WASHINGTON (Reuters) – The Organization of Ameri-can States was likely to suspend Honduras yesterday after a caretaker government refused to restore President Manuel Zelaya who was toppled in a military coup last weekend.
Honduras’s interim rulers who took power after the coup have rejected an OAS demand to restore Zelaya, and defiantly renounced the OAS charter in an apparent preemptive move.
But an OAS official said such a renunciation was not valid, since the Honduras authorities were not a legitimate government, while OAS Secretary-General Jose Miguel Insulza said there were few options other than to suspend Honduras.
“The suspension is complicated by the effects it will have, above all, from the economic point of view in times of crisis,” Insulza told Chilean radio. “It is not something to be undertaken lightly, but there is not much alternative.”
The Washington-based OAS was set to meet in an extraordinary session. The meeting was due to begin at 1 p.m. (1700 GMT) but was pushed back to later in the day, possibly until after 5 pm (2100 GMT), an OAS official said. Zelaya, a leftist, was ousted by troops and exiled to Costa Rica, creating Central America’s gravest political crisis since the US invasion of Panama in 1989.
He had upset the ruling elite, including members of his own Liberal Party, with what his critics say was an illegal attempt to lift presidential term limits and by establishing closer ties with leftist Venezuelan President Hugo Chavez, a US adversary. Honduras, an impoverished coffee and textile exporter, would be only the second country suspended by the Western Hemisphere’s top diplomatic body after Cuba, which was barred in 1962 as Fidel Castro took the island toward communism.
An OAS suspension could complicate access to multilateral loans and credits for Honduras, the third poorest country in the Americas after Nicaragua and Haiti.
Insulza said after talks in Honduras on Friday the interim government showed no willingness to reinstate Zelaya. “There is a rupture of constitutional order and those who did this have no intention for the moment of changing this situation,” Insulza told reporters in Tegucigalpa, the capital of the nation of 7 million. The Obama administration, European governments and Zelaya’s left-wing allies have condemned his ouster as a military coup. The caretaker government has said it legally removed a president who violated the constitution.
The interim government remained defiant and announced it would renounce the OAS charter, a possible step toward quitting the organization.
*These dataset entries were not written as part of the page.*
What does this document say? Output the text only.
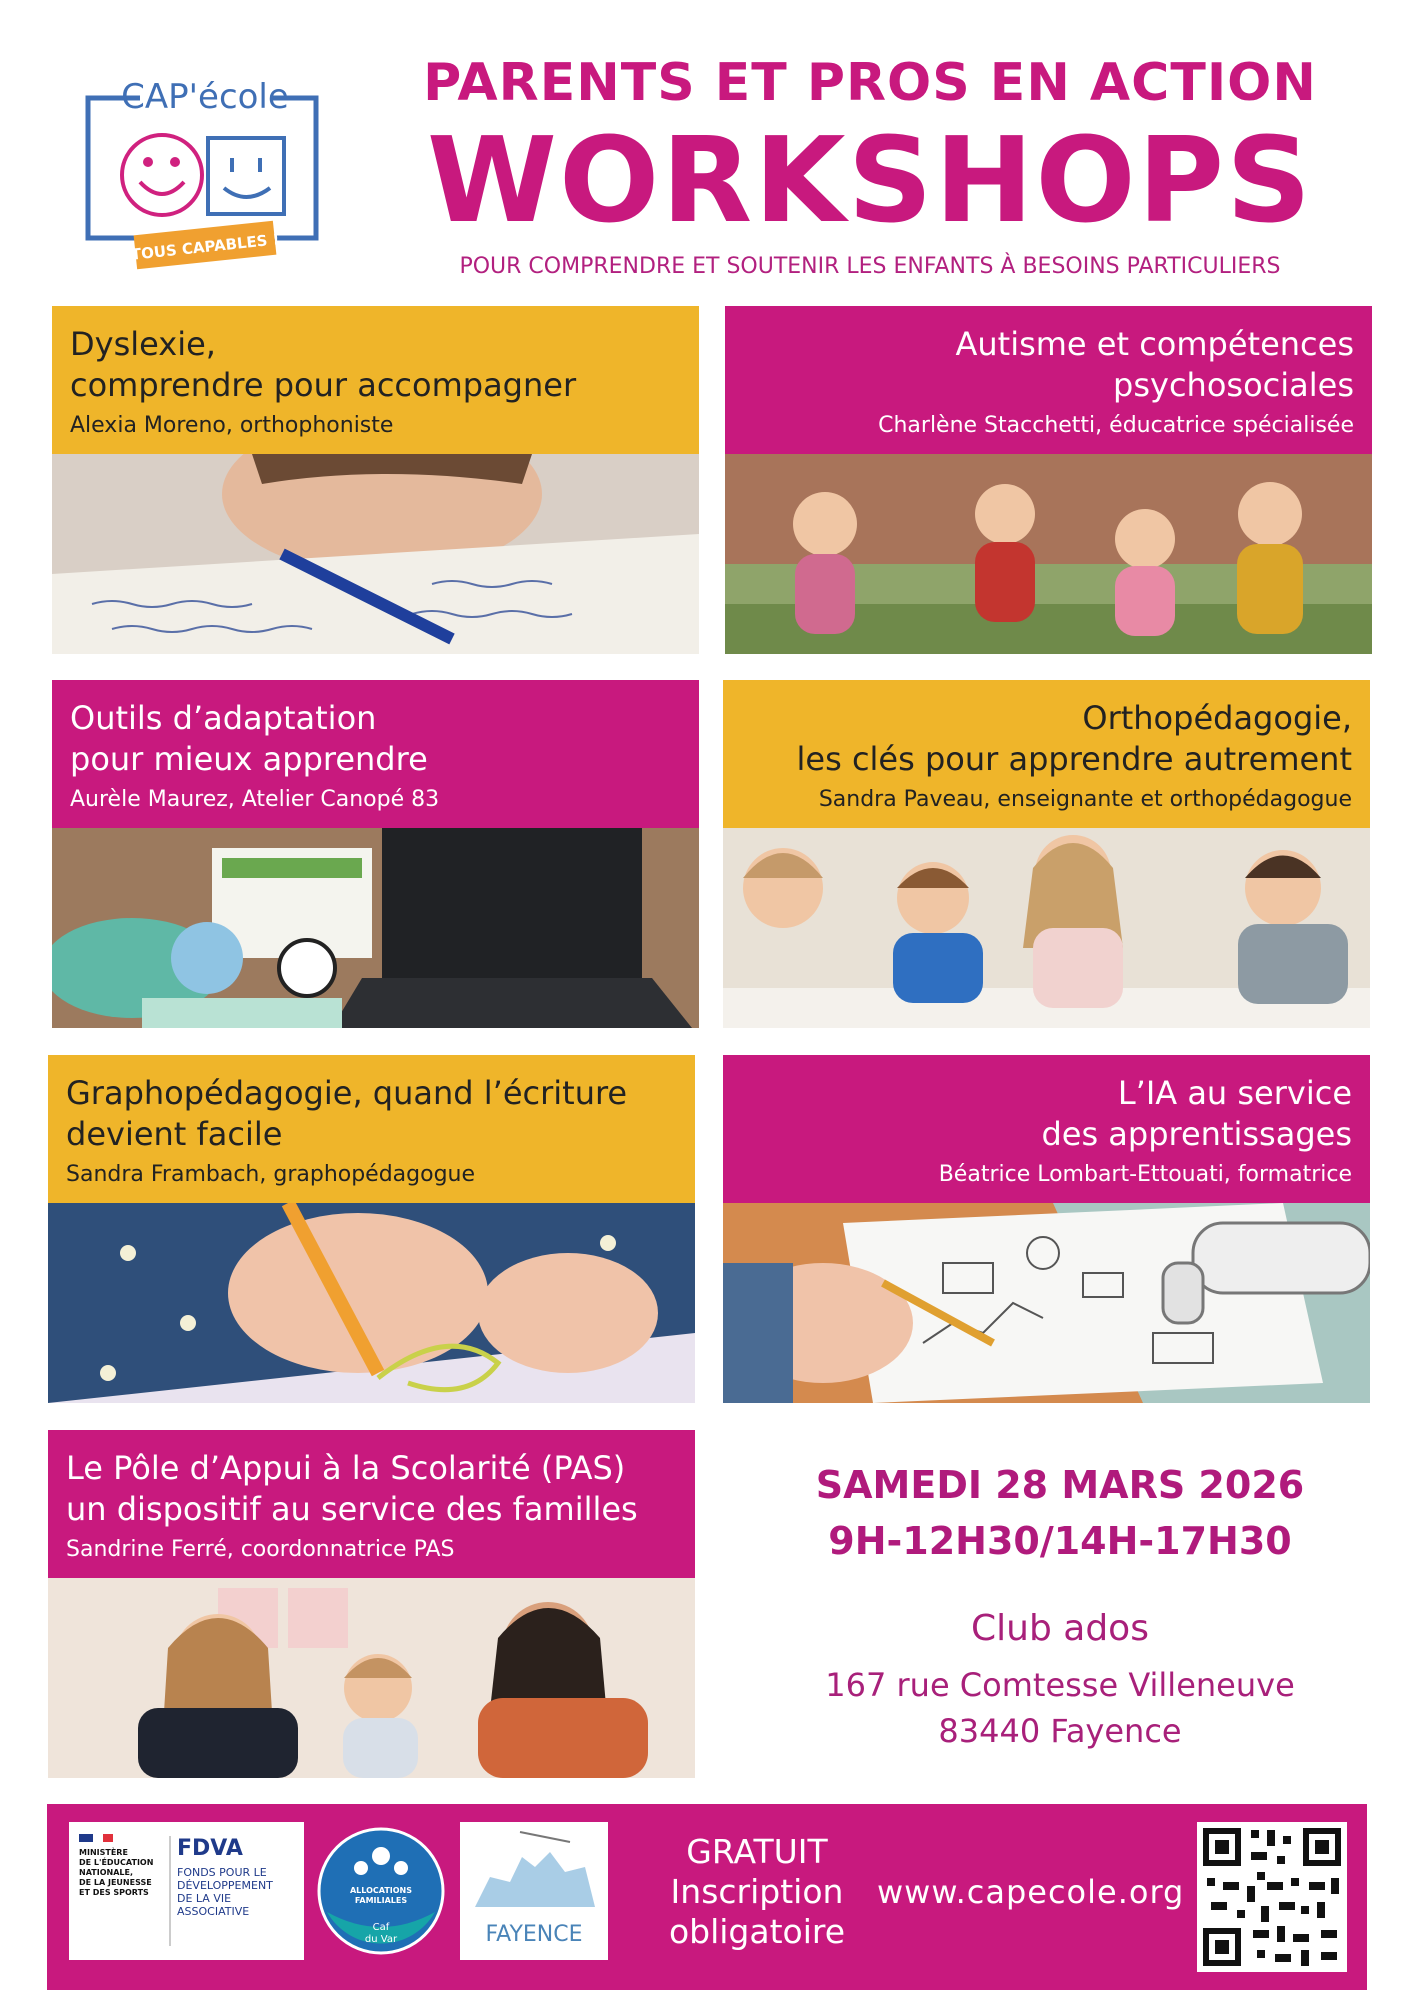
CAP'école
TOUS CAPABLES !
PARENTS ET PROS EN ACTION
WORKSHOPS
POUR COMPRENDRE ET SOUTENIR LES ENFANTS À BESOINS PARTICULIERS
Dyslexie,
comprendre pour accompagner
Alexia Moreno, orthophoniste
Autisme et compétences
psychosociales
Charlène Stacchetti, éducatrice spécialisée
Outils d’adaptation
pour mieux apprendre
Aurèle Maurez, Atelier Canopé 83
Orthopédagogie,
les clés pour apprendre autrement
Sandra Paveau, enseignante et orthopédagogue
Graphopédagogie, quand l’écriture
devient facile
Sandra Frambach, graphopédagogue
L’IA au service
des apprentissages
Béatrice Lombart-Ettouati, formatrice
Le Pôle d’Appui à la Scolarité (PAS)
un dispositif au service des familles
Sandrine Ferré, coordonnatrice PAS
SAMEDI 28 MARS 2026
9H-12H30/14H-17H30
Club ados
167 rue Comtesse Villeneuve
83440 Fayence
MINISTÈRE
DE L'ÉDUCATION
NATIONALE,
DE LA JEUNESSE
ET DES SPORTS
FDVA
FONDS POUR LE
DÉVELOPPEMENT
DE LA VIE
ASSOCIATIVE
ALLOCATIONS
FAMILIALES
Caf
du Var	FAYENCE
GRATUIT
Inscription
obligatoire
www.capecole.org
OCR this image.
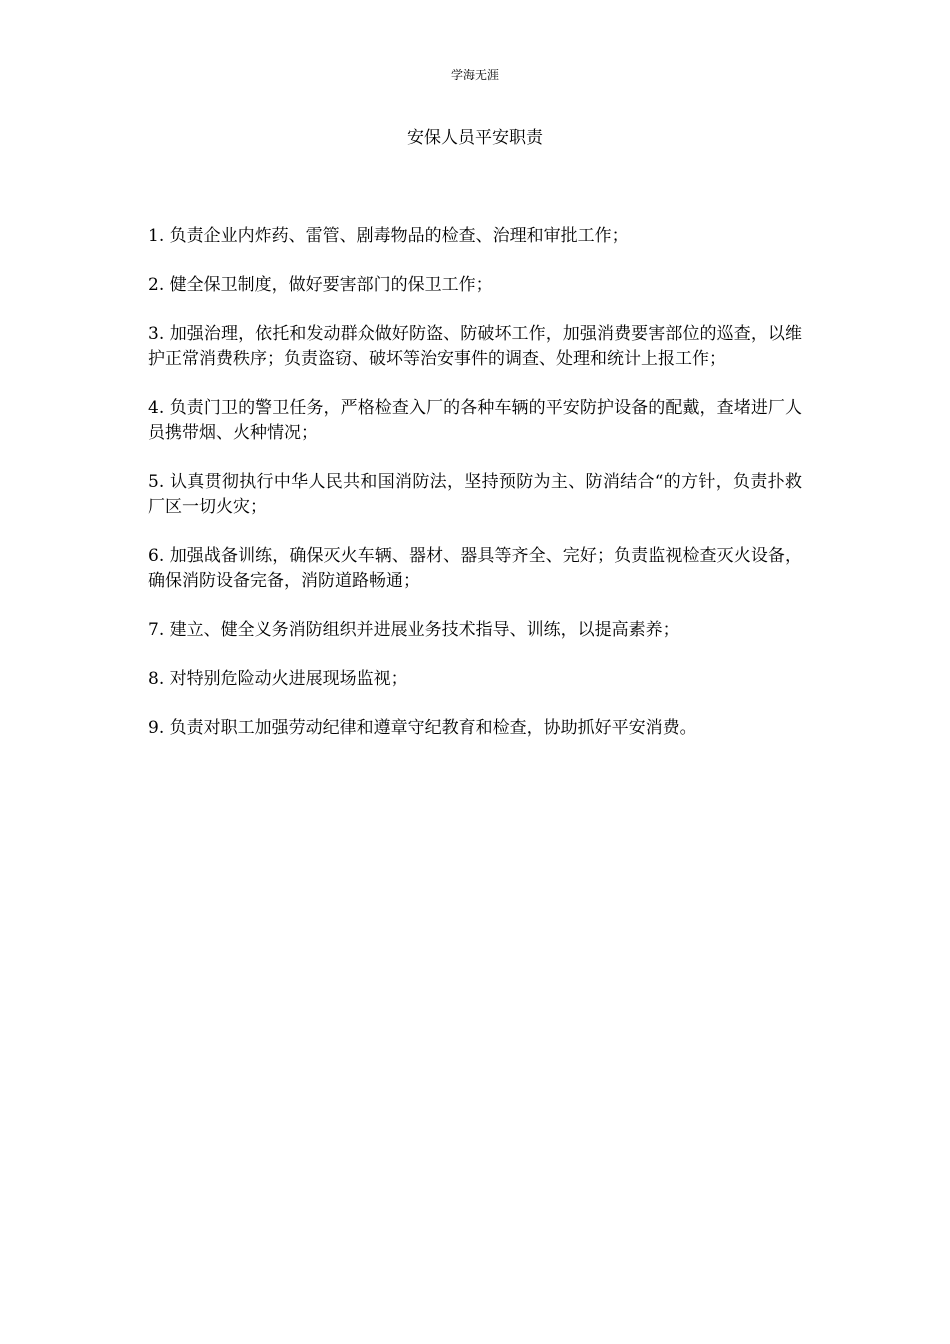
学海无涯
安保人员平安职责
1. 负责企业内炸药、雷管、剧毒物品的检查、治理和审批工作；
2. 健全保卫制度，做好要害部门的保卫工作；
3. 加强治理，依托和发动群众做好防盗、防破坏工作，加强消费要害部位的巡查，以维护正常消费秩序；负责盗窃、破坏等治安事件的调查、处理和统计上报工作；
4. 负责门卫的警卫任务，严格检查入厂的各种车辆的平安防护设备的配戴，查堵进厂人员携带烟、火种情况；
5. 认真贯彻执行中华人民共和国消防法，坚持预防为主、防消结合“的方针，负责扑救厂区一切火灾；
6. 加强战备训练，确保灭火车辆、器材、器具等齐全、完好；负责监视检查灭火设备，确保消防设备完备，消防道路畅通；
7. 建立、健全义务消防组织并进展业务技术指导、训练，以提高素养；
8. 对特别危险动火进展现场监视；
9. 负责对职工加强劳动纪律和遵章守纪教育和检查，协助抓好平安消费。
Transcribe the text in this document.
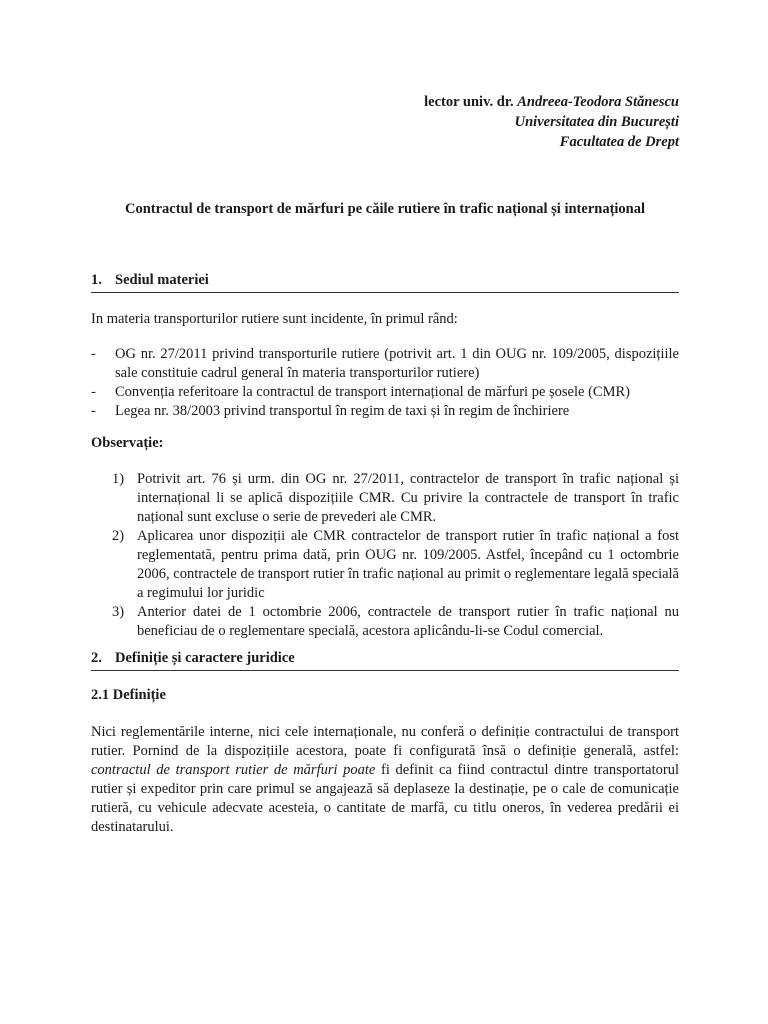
lector univ. dr. Andreea-Teodora Stănescu
Universitatea din București
Facultatea de Drept
Contractul de transport de mărfuri pe căile rutiere în trafic național și internațional
1. Sediul materiei
In materia transporturilor rutiere sunt incidente, în primul rând:
- OG nr. 27/2011 privind transporturile rutiere (potrivit art. 1 din OUG nr. 109/2005, dispozițiile sale constituie cadrul general în materia transporturilor rutiere)
- Convenția referitoare la contractul de transport internațional de mărfuri pe șosele (CMR)
- Legea nr. 38/2003 privind transportul în regim de taxi și în regim de închiriere
Observație:
1) Potrivit art. 76 și urm. din OG nr. 27/2011, contractelor de transport în trafic național și internațional li se aplică dispozițiile CMR. Cu privire la contractele de transport în trafic național sunt excluse o serie de prevederi ale CMR.
2) Aplicarea unor dispoziții ale CMR contractelor de transport rutier în trafic național a fost reglementată, pentru prima dată, prin OUG nr. 109/2005. Astfel, începând cu 1 octombrie 2006, contractele de transport rutier în trafic național au primit o reglementare legală specială a regimului lor juridic
3) Anterior datei de 1 octombrie 2006, contractele de transport rutier în trafic național nu beneficiau de o reglementare specială, acestora aplicându-li-se Codul comercial.
2. Definiție și caractere juridice
2.1 Definiție
Nici reglementările interne, nici cele internaționale, nu conferă o definiție contractului de transport rutier. Pornind de la dispozițiile acestora, poate fi configurată însă o definiție generală, astfel: contractul de transport rutier de mărfuri poate fi definit ca fiind contractul dintre transportatorul rutier și expeditor prin care primul se angajează să deplaseze la destinație, pe o cale de comunicație rutieră, cu vehicule adecvate acesteia, o cantitate de marfă, cu titlu oneros, în vederea predării ei destinatarului.
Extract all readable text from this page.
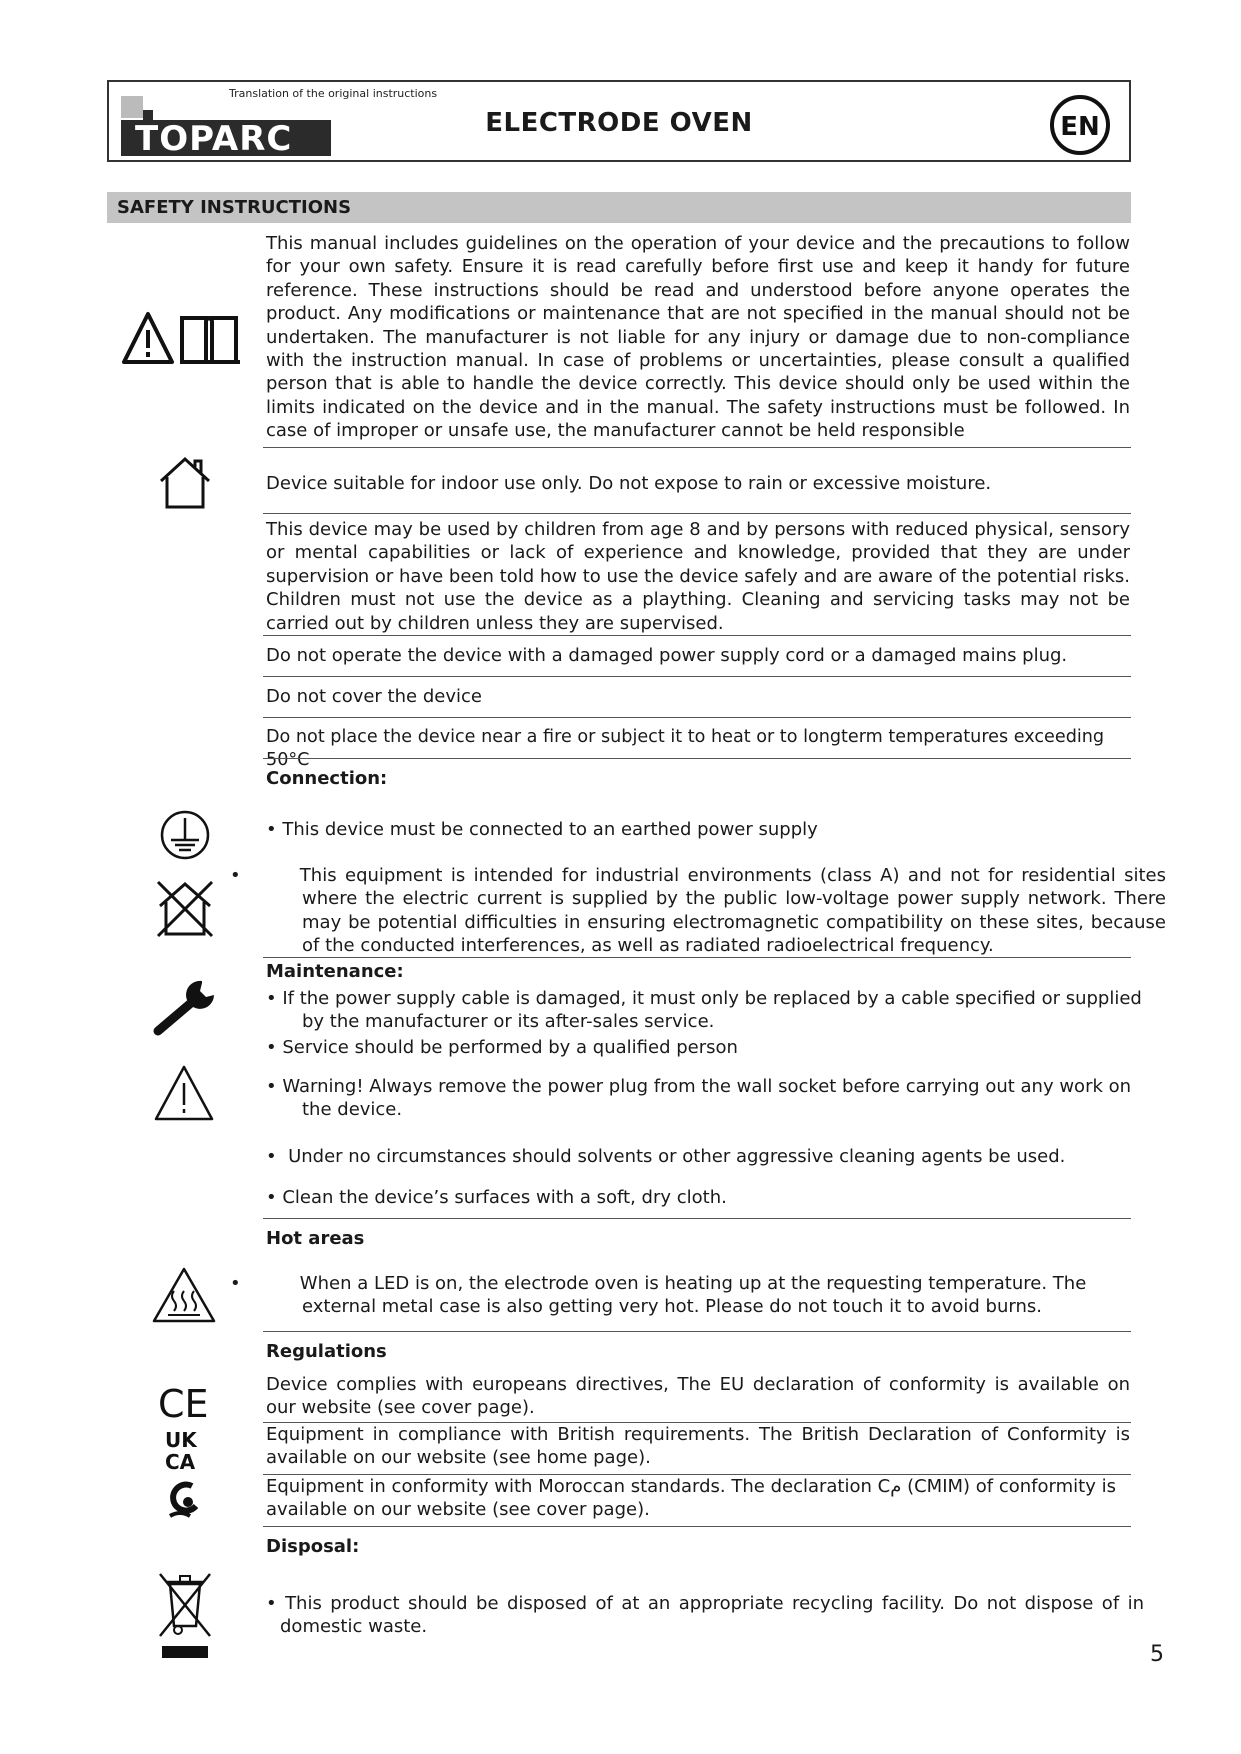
Translation of the original instructions
TOPARC	ELECTRODE OVEN	EN
SAFETY INSTRUCTIONS
CE
UK
CA
This manual includes guidelines on the operation of your device and the precautions to follow for your own safety. Ensure it is read carefully before first use and keep it handy for future reference. These instructions should be read and understood before anyone operates the product. Any modifications or maintenance that are not specified in the manual should not be undertaken. The manufacturer is not liable for any injury or damage due to non-compliance with the instruction manual. In case of problems or uncertainties, please consult a qualified person that is able to handle the device correctly. This device should only be used within the limits indicated on the device and in the manual. The safety instructions must be followed. In case of improper or unsafe use, the manufacturer cannot be held responsible
Device suitable for indoor use only. Do not expose to rain or excessive moisture.
This device may be used by children from age 8 and by persons with reduced physical, sensory or mental capabilities or lack of experience and knowledge, provided that they are under supervision or have been told how to use the device safely and are aware of the potential risks. Children must not use the device as a plaything. Cleaning and servicing tasks may not be carried out by children unless they are supervised.
Do not operate the device with a damaged power supply cord or a damaged mains plug.
Do not cover the device
Do not place the device near a fire or subject it to heat or to longterm temperatures exceeding 50°C
Connection:
• This device must be connected to an earthed power supply
•  	This equipment is intended for industrial environments (class A) and not for residential sites where the electric current is supplied by the public low-voltage power supply network. There may be potential difficulties in ensuring electromagnetic compatibility on these sites, because of the conducted interferences, as well as radiated radioelectrical frequency.
Maintenance:
• If the power supply cable is damaged, it must only be replaced by a cable specified or supplied by the manufacturer or its after-sales service.
• Service should be performed by a qualified person
• Warning! Always remove the power plug from the wall socket before carrying out any work on the device.
•  Under no circumstances should solvents or other aggressive cleaning agents be used.
• Clean the device’s surfaces with a soft, dry cloth.
Hot areas
•  	When a LED is on, the electrode oven is heating up at the requesting temperature. The external metal case is also getting very hot. Please do not touch it to avoid burns.
Regulations
Device complies with europeans directives, The EU declaration of conformity is available on our website (see cover page).
Equipment in compliance with British requirements. The British Declaration of Conformity is available on our website (see home page).
Equipment in conformity with Moroccan standards. The declaration Cم (CMIM) of conformity is available on our website (see cover page).
Disposal:
• This product should be disposed of at an appropriate recycling facility. Do not dispose of in domestic waste.
5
“It is better to pay this high price… than live undignified and bow the our heads to the demands of foreign governments,” said Roberto Micheletti, named caretaker president by the Honduran Congress after Zelaya’s ouster. But Albert Ramdin, the OAS assistant secretary-general, said that the interim government did not have any right to reject the OAS charter as it was not a legitimate government.
“Only legitimate governments can withdraw from an entity such as the OAS,” he told reporters.
In Tegucigalpa, several thousand Zelaya supporters marched toward the presidential palace yesterday, observed by troops posted in strategic spots and a military helicopter overhead.
Some of Zelaya’s left-wing allies have said they would travel with the exiled leader to Honduras today, but that plan seemed to be in doubt.
The crisis has become a test for US President Barack Obama in a region where he is trying to restore the battered US image and Chavez is spreading an anti-Washington message.